A primary complaint of hearing-impaired (HI) listeners is poor speech recognition in background noise. This issue can be quite debilitating and persists despite considerable efforts to improve hearing technology. Despite considerable effort, monaural (single-microphone) algorithms capable of increasing the intelligibility of speech in noise have remained elusive. Successful development of such an algorithm is especially important for hearing-impaired (HI) listeners, given their particular difficulty in noisy backgrounds.
Researchers at The Ohio State University, led by Dr. Eric Healy, have developed an algorithm using time-frequency masking to separate speech from noise in audio signals of various signal-to-noise ratios. The algorithm combines the computational simplicity of an Ideal Binary Mask (IBM) with the sound quality of an Ideal Ratio Mask (IRM) in order to attain intelligibility results equal to or superior to the IRM at computational loads only marginally larger than the IBM.
An IBM is a binary system that assigns a value of 0 or 1 to each time-frequency unit based on its signal-to-noise ratio (SNR). Units with a poor SNR are assigned a 0 and attenuated, resulting in an output signal containing only t-f units dominated by speech. In the IRM, signals are again attenuated based on SNR, but they can be assigned any value between 0 and 1 resulting in a smoother output. The Ideal Quantized Mask (IQM) developed by OSU’s research team utilizes both methods.

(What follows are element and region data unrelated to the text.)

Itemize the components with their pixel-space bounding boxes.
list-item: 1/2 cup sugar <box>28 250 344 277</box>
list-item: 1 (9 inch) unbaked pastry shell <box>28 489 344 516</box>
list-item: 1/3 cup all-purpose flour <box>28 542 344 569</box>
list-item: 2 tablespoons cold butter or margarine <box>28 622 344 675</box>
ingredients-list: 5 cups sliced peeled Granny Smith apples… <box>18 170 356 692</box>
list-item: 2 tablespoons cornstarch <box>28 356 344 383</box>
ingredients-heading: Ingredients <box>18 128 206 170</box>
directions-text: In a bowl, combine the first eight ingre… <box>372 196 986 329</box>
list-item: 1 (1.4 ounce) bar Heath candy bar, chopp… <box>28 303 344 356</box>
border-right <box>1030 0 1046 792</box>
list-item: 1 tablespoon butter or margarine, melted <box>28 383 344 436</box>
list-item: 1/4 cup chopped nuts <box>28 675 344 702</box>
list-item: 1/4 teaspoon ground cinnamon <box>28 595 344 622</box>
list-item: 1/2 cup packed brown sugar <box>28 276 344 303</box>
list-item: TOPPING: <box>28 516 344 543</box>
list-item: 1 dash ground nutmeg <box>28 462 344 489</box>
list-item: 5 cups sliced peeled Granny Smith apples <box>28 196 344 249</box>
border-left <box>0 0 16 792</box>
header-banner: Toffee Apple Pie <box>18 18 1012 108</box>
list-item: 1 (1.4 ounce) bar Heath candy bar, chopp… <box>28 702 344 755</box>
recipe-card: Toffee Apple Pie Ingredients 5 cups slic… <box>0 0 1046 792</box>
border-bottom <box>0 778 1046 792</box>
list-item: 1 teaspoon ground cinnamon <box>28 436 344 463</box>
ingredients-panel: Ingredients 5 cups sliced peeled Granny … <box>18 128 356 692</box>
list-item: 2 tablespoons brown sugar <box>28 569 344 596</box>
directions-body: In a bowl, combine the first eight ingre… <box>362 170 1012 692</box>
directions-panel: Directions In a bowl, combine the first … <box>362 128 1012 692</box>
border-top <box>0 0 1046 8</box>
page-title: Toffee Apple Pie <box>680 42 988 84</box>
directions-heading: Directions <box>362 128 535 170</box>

Instead of IBM’s two attenuation levels, the IQM classifies each t-f unit into any number of discrete categories. While this means that the IQM could theoretically have an infinite number of categories, with just eight attenuation levels the IQM achieves IRM level intelligibility, far higher than the IBM without the need to engage in IRM’s regression calculations. Like the other masks, the IQM can be estimated directly from the speech-plus-noise mixture using a machine-learning algorithm.